Give It Up For Dead
Over the course of the last 4 days things have been turned upside down for me. I was forced to confront a beloved grandmother's mortality, and was in reality, too much of a coward to really talk to her when I went to see her. My decision to go was grudging because I felt that everyone was trying to dictate to me what my last memory of her should be. I was frightened and grieved by the figure in the hospital bed--so different from the woman I knew as a child--that I thought there must be some mistake. The entire molecular and spiritual structure of her face is compromised by years of strokes and seizures, her inability to talk is simply eerie, and her level of cognition is a mystery, so I just felt pounded by grief and shame over my negligence of her.

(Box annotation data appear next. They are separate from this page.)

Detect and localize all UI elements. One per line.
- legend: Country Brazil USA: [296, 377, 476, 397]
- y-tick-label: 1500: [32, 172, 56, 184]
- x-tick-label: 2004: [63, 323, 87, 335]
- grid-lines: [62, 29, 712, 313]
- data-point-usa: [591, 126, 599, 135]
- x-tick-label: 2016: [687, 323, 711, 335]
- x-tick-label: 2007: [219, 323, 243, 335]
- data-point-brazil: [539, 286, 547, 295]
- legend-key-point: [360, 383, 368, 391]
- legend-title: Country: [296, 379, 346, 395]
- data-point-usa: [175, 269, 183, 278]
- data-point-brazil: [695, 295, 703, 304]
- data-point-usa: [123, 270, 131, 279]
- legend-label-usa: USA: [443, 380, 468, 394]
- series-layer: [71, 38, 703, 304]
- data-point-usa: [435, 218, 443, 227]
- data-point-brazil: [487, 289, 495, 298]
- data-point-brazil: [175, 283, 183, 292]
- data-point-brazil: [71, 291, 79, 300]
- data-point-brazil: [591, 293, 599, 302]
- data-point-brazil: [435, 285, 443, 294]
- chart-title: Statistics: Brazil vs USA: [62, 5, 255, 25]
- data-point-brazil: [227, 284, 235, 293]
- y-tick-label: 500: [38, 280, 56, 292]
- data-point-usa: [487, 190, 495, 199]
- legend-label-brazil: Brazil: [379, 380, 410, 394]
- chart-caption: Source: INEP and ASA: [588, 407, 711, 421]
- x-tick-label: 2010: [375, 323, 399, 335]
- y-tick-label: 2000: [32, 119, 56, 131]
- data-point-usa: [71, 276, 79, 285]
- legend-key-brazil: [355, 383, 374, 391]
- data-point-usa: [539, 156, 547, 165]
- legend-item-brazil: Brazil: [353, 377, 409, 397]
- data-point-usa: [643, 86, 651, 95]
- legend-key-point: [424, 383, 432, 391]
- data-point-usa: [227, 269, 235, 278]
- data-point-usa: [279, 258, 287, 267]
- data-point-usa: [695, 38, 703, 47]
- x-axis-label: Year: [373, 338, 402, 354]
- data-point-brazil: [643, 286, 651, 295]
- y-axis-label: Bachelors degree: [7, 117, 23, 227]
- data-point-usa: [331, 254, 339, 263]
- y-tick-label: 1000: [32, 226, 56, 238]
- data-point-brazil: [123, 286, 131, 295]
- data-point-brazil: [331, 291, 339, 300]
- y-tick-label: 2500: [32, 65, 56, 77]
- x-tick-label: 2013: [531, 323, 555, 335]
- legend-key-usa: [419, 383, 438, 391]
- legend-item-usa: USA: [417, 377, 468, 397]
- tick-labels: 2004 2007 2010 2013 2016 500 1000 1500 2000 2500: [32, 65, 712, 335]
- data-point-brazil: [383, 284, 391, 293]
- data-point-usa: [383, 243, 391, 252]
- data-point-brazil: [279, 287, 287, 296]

See, what I remember is a woman who was a dish! She had sass, style, arrogant elegance. Well into her sixties she still wore tight jeans, pumps, and well tailored blouses. I still remember associating the smell of her cigarettes with warmth and love. I think it is the reason why every man I've ever seriously cared for is a smoker, or was at one time a smoker. Vestiges of the scent of unlit Benson & Hedges still comfort me. She liked cocktails, she told it like it was. You just didn't want to cross her... but that is because she had been so badly hurt by my grandfather. She made cutting remarks an art form, but if she loved you, it consumed her.
I remember being about 8 years old and sitting in her lap at some party. We were seated on the floor, just rocking together in time to our own rhythm. I was proud she and I shared that connection. That even though I did not know my father, that I had her and that she had me.